Es gibt aber auch spezifische Herausforderungen für unsere Branche: Durch die Umsetzung von Industrie 4.0 werden die industriellen Anlagen und Systeme zunehmend vernetzt, so dass die Bedrohungen aus der Office-Welt nun in den Produktions- und Fertigungsumgebungen angekommen sind. Für einen zuverlässigen und dauerhaft sicheren Betrieb dieser Anlagen und Systeme kommt es daher nicht mehr nur auf „Safety“, also funktionale Sicherheit, sondern eben auch auf „Security“ an. Die Unternehmen des Maschinen- und Anlagenbaus stehen daher vor der gewaltigen Aufgabe, als Betreiber für die sichere Vernetzung der eigenen Anlagen und Systeme und als Hersteller für die Widerstandsfähigkeit der eigenen Produkte über den gesamten Lebenszyklus sorgen zu müssen.

Inwieweit erhöht der Einsatz von Künstlicher Intelligenz (KI) das Angriffsrisiko?

Ich glaube, dass es noch einige Zeit dauern wird, bis wir auf der Angreiferseite einen Einsatz von KI im großen Stil sehen werden. Wir erleben ja gerade beim Thema Ransomware, wie einfach es für die Angreifer ist, ganze Unternehmensnetze zu kapern – eine erfolgreiche Phishing-Mail hier, ein fehlender Sicherheitspatch oder ein schlecht gesichertes Administrationskonto dort. Dafür brauchen diese Gruppen gewiss keine KI, warum sollten Sie also den Aufwand treiben? Eine Ausnahme bildet vielleicht das Social Engineering, wo sich beispielsweise „Deepfake“-Algorithmen nutzen lassen, um beim CEO Fraud einen Anruf mit der Stimme des Chefs zu fälschen.

Auf der Verteidigerseite sieht das natürlich anders aus: Da die zu bewältigenden Datenmengen riesig und gute Sicherheitsexperten rar und teuer sind, kann KI hier echte Vorteile durch Entlastung der Security-Analysten bieten. Das Problem mit KI ist jedoch, dass diese Systeme nur so gut sind wie die Daten, mit denen sie gefüttert wurden. Von kommerziellen Gesichtserkennungssystemen ist zum Beispiel bekannt, dass diese für bestimmte demografische Gruppen einen starken Bias haben.
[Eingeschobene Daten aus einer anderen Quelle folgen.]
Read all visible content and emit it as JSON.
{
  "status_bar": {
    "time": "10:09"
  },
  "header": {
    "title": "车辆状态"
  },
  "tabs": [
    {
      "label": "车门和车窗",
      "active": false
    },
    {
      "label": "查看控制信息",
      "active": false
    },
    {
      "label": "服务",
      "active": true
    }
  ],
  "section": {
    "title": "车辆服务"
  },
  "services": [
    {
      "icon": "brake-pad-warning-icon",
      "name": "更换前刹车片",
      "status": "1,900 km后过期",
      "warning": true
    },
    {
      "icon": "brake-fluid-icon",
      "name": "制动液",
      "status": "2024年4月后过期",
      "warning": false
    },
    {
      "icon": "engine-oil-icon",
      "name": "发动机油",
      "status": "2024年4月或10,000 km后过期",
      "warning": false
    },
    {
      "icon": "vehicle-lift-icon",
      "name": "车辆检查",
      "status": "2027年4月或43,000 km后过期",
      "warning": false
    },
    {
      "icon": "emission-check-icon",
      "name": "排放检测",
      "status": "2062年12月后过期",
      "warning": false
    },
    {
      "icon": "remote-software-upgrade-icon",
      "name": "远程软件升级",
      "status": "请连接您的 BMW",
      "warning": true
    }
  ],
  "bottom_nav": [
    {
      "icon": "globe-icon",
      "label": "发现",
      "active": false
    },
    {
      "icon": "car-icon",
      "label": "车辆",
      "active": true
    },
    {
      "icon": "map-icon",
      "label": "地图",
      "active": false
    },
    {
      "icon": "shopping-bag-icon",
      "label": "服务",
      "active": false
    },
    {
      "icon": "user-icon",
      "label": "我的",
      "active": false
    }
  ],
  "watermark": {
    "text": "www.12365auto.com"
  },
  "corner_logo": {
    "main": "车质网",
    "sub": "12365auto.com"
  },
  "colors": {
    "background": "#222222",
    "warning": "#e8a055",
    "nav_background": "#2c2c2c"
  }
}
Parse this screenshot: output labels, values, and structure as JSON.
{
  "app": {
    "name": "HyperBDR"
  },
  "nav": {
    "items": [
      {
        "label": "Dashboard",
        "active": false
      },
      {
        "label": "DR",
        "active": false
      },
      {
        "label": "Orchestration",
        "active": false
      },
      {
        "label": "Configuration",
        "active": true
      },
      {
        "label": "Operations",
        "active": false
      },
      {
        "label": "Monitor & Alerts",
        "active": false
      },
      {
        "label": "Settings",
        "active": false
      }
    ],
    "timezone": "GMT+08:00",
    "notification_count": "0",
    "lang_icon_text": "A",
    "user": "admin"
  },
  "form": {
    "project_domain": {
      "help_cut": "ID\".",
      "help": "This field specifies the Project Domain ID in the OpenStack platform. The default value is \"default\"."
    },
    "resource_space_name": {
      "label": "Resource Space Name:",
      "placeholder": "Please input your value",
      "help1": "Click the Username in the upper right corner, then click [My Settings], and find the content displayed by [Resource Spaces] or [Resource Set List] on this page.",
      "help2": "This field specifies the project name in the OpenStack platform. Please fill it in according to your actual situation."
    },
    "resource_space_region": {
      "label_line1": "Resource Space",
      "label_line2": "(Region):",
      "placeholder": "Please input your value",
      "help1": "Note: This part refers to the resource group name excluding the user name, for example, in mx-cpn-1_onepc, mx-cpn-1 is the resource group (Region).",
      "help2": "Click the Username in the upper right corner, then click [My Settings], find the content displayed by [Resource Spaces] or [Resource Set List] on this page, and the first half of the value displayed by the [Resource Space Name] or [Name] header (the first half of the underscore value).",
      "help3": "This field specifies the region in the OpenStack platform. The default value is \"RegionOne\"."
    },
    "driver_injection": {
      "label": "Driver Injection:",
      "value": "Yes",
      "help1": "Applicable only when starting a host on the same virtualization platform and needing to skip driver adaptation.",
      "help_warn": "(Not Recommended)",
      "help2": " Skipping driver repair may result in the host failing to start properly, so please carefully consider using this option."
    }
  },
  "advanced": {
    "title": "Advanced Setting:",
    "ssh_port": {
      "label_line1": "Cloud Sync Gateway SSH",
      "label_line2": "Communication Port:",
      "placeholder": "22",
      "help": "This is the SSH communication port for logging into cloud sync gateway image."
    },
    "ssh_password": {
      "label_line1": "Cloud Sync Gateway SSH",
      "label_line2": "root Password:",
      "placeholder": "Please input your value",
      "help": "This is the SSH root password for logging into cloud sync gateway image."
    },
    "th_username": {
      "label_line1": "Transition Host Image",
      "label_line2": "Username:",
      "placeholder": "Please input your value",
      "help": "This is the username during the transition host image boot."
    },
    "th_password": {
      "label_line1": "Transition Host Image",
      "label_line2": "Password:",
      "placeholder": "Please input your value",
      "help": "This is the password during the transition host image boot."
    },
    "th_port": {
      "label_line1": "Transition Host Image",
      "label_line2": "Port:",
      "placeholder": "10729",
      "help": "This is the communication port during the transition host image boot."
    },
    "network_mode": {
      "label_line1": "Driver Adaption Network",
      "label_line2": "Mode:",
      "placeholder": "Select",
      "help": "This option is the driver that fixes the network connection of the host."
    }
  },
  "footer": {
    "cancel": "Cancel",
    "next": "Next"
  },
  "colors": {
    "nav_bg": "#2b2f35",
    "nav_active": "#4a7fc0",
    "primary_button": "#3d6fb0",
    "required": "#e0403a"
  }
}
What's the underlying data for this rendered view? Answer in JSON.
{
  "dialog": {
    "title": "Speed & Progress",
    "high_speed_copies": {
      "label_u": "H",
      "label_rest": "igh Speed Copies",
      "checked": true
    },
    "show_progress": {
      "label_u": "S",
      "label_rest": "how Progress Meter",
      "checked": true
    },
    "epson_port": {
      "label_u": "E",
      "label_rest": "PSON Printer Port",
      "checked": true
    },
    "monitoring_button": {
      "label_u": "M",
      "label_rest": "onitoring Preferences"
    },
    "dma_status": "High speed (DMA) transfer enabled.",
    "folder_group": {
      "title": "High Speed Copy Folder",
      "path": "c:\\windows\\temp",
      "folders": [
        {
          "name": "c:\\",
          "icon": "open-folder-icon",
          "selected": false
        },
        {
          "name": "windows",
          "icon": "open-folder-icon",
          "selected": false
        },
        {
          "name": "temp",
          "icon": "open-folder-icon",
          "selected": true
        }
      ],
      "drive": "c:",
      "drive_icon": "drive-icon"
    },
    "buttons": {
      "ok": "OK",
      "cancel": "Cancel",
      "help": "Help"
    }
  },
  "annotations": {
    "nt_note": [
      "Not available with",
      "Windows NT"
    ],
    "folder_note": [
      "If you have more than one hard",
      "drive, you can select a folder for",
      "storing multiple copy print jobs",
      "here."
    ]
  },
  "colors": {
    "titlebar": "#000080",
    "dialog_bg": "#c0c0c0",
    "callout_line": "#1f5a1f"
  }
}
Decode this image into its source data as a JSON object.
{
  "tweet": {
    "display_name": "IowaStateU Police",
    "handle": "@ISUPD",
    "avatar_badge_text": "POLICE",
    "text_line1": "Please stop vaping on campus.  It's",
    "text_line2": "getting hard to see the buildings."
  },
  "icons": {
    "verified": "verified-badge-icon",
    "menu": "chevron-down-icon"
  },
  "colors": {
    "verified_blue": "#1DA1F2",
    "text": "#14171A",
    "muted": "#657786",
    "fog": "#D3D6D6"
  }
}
Wie das bei einem KI-System für die Bedrohungsanalyse aussieht, kann ich als Anwender kaum prüfen, da ich über keine repräsentative Stichprobe aller Bedrohungen verfüge. Der Angreifer hingegen kann seine Methoden und Werkzeuge je nach Schwäche des eingesetzten Systems anpassen.

Verraten Sie uns noch: Nutzen Sie die „Corona-App“ der Bunderegierung?

Ja, ich nutze die Corona-Warn-App und würde mir wünschen, dass möglichst viele Menschen dies tun. Jungheinrich hat sich auch als Unternehmen frühzeitig für die freiwillige Nutzung ausgesprochen. Jede Maßnahme, die dazu beitragen kann, die gesundheitlichen und wirtschaftlichen Auswirkungen der Pandemie zu reduzieren, findet zunächst einmal meine Unterstützung. Zudem wurde im Falle der Corona-Warn-App trotz des Zeitdrucks und der Anlaufschwierigkeiten vieles richtig gemacht: der dezentrale, datenschutzfreundliche Ansatz, die Bereitstellung als Open-Source-Code und das Nutzen der standardisierten Schnittstellen von Apple und Google. Wieviel die App schließlich gebracht hat, wird man naturgemäß erst nach Ende der Corona-Pandemie wissen. Mindestens haben wir aber wertvolle Erkenntnisse für die Bewältigung der nächsten Pandemie gewonnen.

Dr. Tim Sattler ist CISO der Jungheinrich AG mit Sitz in Hamburg. Seit acht Jahren verantwortet der promovierte Physiker das Informationssicherheitsmanagement des Konzerns. Dr. Sattler verfügt über 20 Jahre Berufserfahrung in den Themenfeldern Informationssicherheit, IT-Risikomanagement und IT-Compliance. Aufgrund seines beruflichen Werdegangs vom IT-Sicherheitsberater zum Informationssicherheitsmanager ist er sowohl mit den technischen als auch organisatorischen Aspekten der Informationssicherheit vertraut. Er ist Präsident des deutschen Ablegers des Berufsverbandes ISACA und in verschiedenen Gremien der ISACA auf nationaler wie internationaler Ebene aktiv. Dr. Sattler besitzt diverse Berufszertifizierungen, u.a. als CISM, CISA, CRISC, CGEIT, CISSP und CCSP.